3.2.2 Cuando la proporción de animales vacunados no supere el 75 por ciento, los animales no vacunados serán considerados como animales testigo, y se aplicará lo dispuesto en el apartado 1.
ANEXO VI. Restricciones del movimiento de équidos
Medidas mínimas.–Cuando se haya confirmado, al menos, un foco de fiebre aftosa de acuerdo con el artículo 10, las autoridades competentes velarán porque no se expidan équidos a otros Estados miembros, salvo que vayan acompañados, además de por el documento de identificación contemplado en el artículo 6.2 del Real Decreto 1133/2002, de 31 de octubre, por el que se regula, en el ámbito de las razas equinas, el régimen jurídico de los libros genealógicos, las asociaciones de criadores y las características zootécnicas de las distintas razas, por el certificado zoosanitario contemplado en el anexo C del Real Decreto 1347/1992, de 6 de noviembre, por el que se modifican las normas de lucha contra la peste equina y se establecen las condiciones de sanidad animal que regulan los movimientos intracomunitarios de équidos y las importaciones de estos animales de países terceros.
Medidas adicionales recomendadas.
2.1 Medidas durante el bloqueo.–En caso de que las autoridades competentes apliquen un bloqueo completo según se contempla en el artículo 7.3, podrá autorizarse, en relación con los équidos que necesiten tratamiento veterinario especial en locales sin animales de especies sensibles, el transporte de estos équidos de explotaciones sometidas a las restricciones establecidas en los artículos 4 y 10, si se cumplen las condiciones siguientes:
2.1.1 Debe justificar la urgencia el veterinario de guardia 24 horas al día los siete días de la semana.
2.1.2 Debe presentarse el acuerdo de la clínica de destino.
2.1.3 El transporte debe contar con la autorización de las autoridades competentes, que deben estar disponibles 24 horas al día los siete días de la semana.
2.1.4 Los équidos deben ir acompañados durante el transporte por un documento de identificación de acuerdo con el artículo 6.2 del Real Decreto 1133/2002, de 31 de octubre, por el que se regula en el ámbito de las razas equinas, el régimen jurídico de los libros genealógicos, las asociaciones de criadores y las características zootécnicas de las distintas razas.
2.1.5 Los veterinarios oficiales de guardia deben ser informados de la ruta antes de la salida.
2.1.6 Los équidos deben estar cepillados y tratados con un desinfectante o medicamento veterinario autorizado que sea eficaz.
2.1.7 Los équidos deben viajar en un medio de transporte especial para équidos, identificado como tal y limpiado y desinfectado antes y después de esta utilización.
2.2 Controles de équidos en relación con las zonas de protección y vigilancia.

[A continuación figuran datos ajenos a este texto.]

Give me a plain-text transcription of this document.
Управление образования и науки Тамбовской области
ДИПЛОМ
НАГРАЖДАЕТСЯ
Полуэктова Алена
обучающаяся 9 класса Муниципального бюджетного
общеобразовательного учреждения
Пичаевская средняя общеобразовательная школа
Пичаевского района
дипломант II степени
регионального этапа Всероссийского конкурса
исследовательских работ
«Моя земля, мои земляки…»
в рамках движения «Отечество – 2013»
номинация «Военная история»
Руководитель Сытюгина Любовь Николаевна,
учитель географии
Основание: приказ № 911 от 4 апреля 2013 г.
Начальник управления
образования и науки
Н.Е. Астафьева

2.2.1 El movimiento de équidos fuera de las zonas de protección y vigilancia no está sujeto a otras condiciones que no sean las derivadas del Real Decreto 1347/1992, de 6 de noviembre, por el que se modifican las normas de lucha contra la peste equina y se establecen las condiciones de sanidad animal que regulan los movimientos intracomunitarios de équidos y las importaciones de estos animales de países terceros.

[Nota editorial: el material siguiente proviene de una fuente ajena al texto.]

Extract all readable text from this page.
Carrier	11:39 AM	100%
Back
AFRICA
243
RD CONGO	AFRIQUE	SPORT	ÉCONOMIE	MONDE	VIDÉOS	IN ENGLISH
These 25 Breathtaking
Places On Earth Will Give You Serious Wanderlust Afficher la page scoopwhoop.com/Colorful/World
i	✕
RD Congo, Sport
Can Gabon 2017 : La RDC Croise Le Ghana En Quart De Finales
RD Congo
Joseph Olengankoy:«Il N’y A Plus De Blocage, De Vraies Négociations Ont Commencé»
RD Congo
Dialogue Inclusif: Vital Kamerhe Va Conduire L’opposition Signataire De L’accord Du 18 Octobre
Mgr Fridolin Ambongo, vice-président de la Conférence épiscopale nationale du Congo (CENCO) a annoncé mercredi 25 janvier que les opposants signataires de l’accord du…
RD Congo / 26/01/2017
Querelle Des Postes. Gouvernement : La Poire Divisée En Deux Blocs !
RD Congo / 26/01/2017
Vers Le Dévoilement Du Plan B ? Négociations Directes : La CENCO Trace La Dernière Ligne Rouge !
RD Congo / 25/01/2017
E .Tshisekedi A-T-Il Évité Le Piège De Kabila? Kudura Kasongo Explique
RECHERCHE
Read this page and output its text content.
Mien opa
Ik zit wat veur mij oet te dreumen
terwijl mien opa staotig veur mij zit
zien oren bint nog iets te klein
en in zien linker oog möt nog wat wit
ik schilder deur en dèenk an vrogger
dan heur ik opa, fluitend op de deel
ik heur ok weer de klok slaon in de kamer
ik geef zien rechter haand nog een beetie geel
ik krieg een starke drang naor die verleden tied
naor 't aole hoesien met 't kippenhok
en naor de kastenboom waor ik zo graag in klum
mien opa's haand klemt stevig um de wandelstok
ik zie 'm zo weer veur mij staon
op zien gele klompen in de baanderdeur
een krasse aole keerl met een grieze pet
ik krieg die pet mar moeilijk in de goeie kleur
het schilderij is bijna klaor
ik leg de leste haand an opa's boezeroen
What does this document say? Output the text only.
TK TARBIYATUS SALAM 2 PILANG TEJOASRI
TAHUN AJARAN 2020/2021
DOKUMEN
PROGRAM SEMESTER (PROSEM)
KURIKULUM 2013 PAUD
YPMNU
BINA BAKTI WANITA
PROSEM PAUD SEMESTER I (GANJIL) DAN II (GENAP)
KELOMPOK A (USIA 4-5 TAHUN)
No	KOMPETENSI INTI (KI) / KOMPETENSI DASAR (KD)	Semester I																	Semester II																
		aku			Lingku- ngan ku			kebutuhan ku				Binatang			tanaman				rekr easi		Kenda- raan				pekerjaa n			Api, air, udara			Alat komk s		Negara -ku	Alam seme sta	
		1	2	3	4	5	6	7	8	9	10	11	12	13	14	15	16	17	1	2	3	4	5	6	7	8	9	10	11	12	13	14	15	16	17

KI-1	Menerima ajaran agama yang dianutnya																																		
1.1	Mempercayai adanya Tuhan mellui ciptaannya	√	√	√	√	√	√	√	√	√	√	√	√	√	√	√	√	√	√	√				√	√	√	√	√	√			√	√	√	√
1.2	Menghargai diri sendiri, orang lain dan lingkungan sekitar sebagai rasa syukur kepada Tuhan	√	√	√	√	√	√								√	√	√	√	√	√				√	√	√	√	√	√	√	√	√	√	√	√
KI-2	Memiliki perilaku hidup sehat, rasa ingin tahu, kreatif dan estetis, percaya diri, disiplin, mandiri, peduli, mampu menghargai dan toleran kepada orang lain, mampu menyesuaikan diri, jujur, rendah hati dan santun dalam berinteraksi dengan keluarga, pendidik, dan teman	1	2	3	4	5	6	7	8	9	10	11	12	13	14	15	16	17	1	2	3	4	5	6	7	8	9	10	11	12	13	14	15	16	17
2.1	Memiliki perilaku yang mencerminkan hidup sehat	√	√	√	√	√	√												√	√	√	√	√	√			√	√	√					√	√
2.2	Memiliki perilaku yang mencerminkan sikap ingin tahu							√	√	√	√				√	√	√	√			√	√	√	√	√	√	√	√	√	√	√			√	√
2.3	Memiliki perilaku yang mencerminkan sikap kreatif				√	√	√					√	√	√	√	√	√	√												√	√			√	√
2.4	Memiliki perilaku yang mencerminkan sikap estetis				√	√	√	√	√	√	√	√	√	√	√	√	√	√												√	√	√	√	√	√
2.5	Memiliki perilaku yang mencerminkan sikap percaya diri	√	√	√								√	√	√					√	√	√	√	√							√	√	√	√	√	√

2.2.2 El movimiento de équidos dentro de las zonas de protección y vigilancia establecidas de acuerdo con el artículo 21 está sujeto a las condiciones siguientes:
2.2.2.1 La utilización de équidos que se hallen en explotaciones situadas en la zona de protección y vigilancia donde no haya animales de especies sensibles podrá autorizarse en la zona de protección, siempre que se apliquen medidas adecuadas de limpieza y desinfección, y podrá no someterse a restricciones en los establecimientos situados en la zona de vigilancia.
2.2.2.2 Los équidos podrán transportarse sin restricciones, en medios de transporte especiales para équidos, a una explotación que no tenga animales de especies sensibles.